Sickle cell disease

Sickle cell anaemia
A hereditary disease carried by a single recessive gene. When the gene is in homozygous (paired) condition in an individual, the disease is expressed. It causes the red blood cells to collapse and stack into columns under acidic blood conditions, as happens for example with physical exertion. The "rods" of stacked blood cells can clog blood vessels and limit the effective flow of oxygenated blood around the body. The shape of the "sickled" blood cells (as seen under a microscope) triggers a response in the body which very quickly destroys them, so adding to the symptoms of anaemia.
It is believed that sickle cell anaemia is the genetic "trade-off" for a beneficial gene mutation which protects against malaria, and so saves more lives than it kills. The waste products of the malarial parasite are acid, and so infected blood cells capable of "sickling" trigger the body to destroy them before the parasite can multiply and invade other cells. For carriers of a single sickle cell gene, only a small proportion of the red blood cells have the ability to "sickle", but this number is sufficient to afford protection against malaria without weakening general health.
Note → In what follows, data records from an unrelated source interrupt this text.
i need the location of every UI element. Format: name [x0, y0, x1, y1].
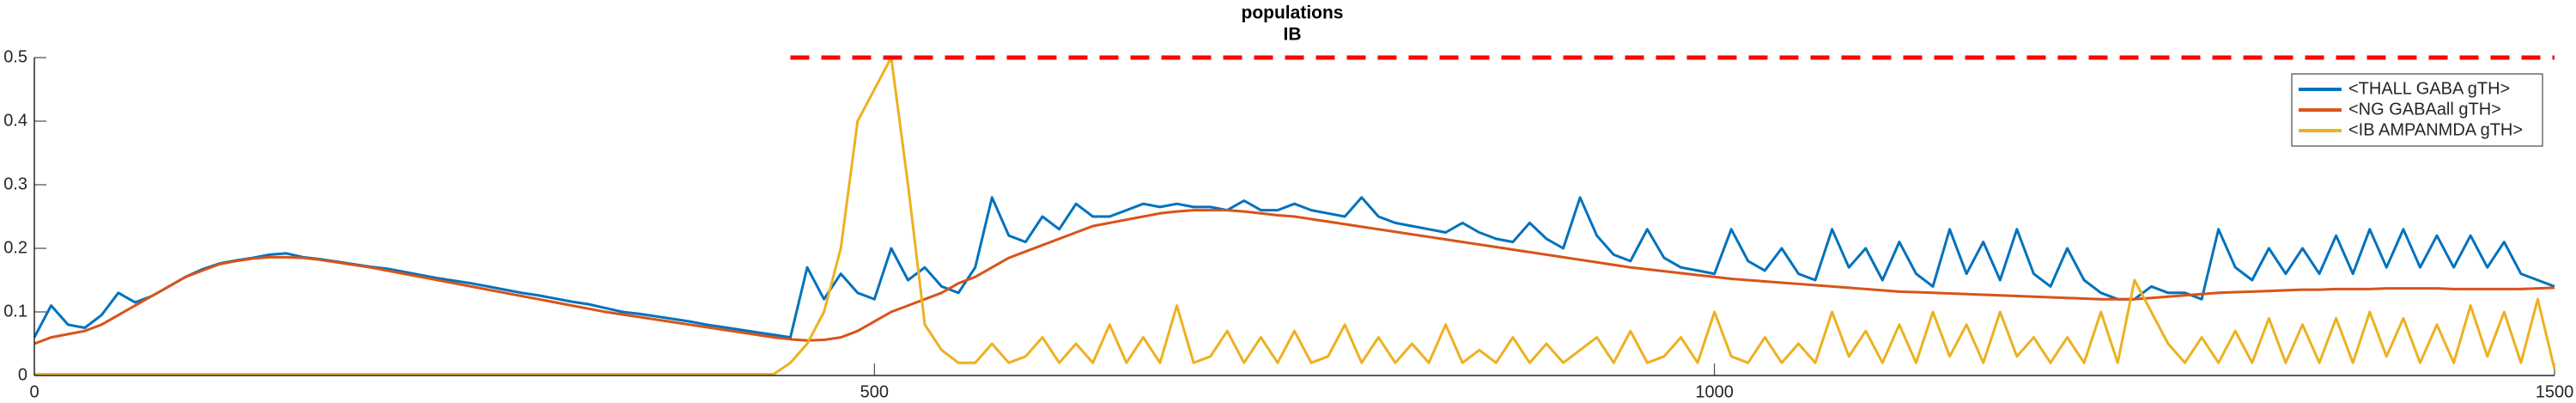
y-tick-label: 0.3	[3, 174, 27, 193]
x-tick-label: 1000	[1695, 382, 1734, 401]
legend-label: <THALL GABA gTH>	[2348, 79, 2510, 98]
x-tick-label: 0	[29, 382, 39, 401]
y-tick-label: 0.4	[3, 111, 27, 130]
y-tick-label: 0.5	[3, 47, 27, 66]
series-line	[33, 209, 2555, 345]
series-line	[34, 56, 2556, 376]
x-tick-label: 500	[860, 382, 889, 401]
chart-subtitle: IB	[1284, 25, 1302, 45]
chart-title: populations	[1242, 3, 1344, 23]
legend-label: <NG GABAall gTH>	[2348, 100, 2501, 119]
x-tick-label: 1500	[2536, 382, 2574, 401]
y-tick-label: 0.1	[3, 302, 27, 321]
y-tick-label: 0.2	[3, 238, 27, 257]
legend-label: <IB AMPANMDA gTH>	[2348, 120, 2523, 139]
y-tick-label: 0	[18, 365, 27, 384]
Sickle cell disease is endemic in parts of Africa, particularly west Africa. In other parts of the world, it is more prevalent among those of African extraction than among other racial groups.

It has a relatively high incidence because in its recessive state it affords protection against malaria. People with sickle cell anaemia, and heterozygous carriers of the gene, usually recover from childhood infection by malaria.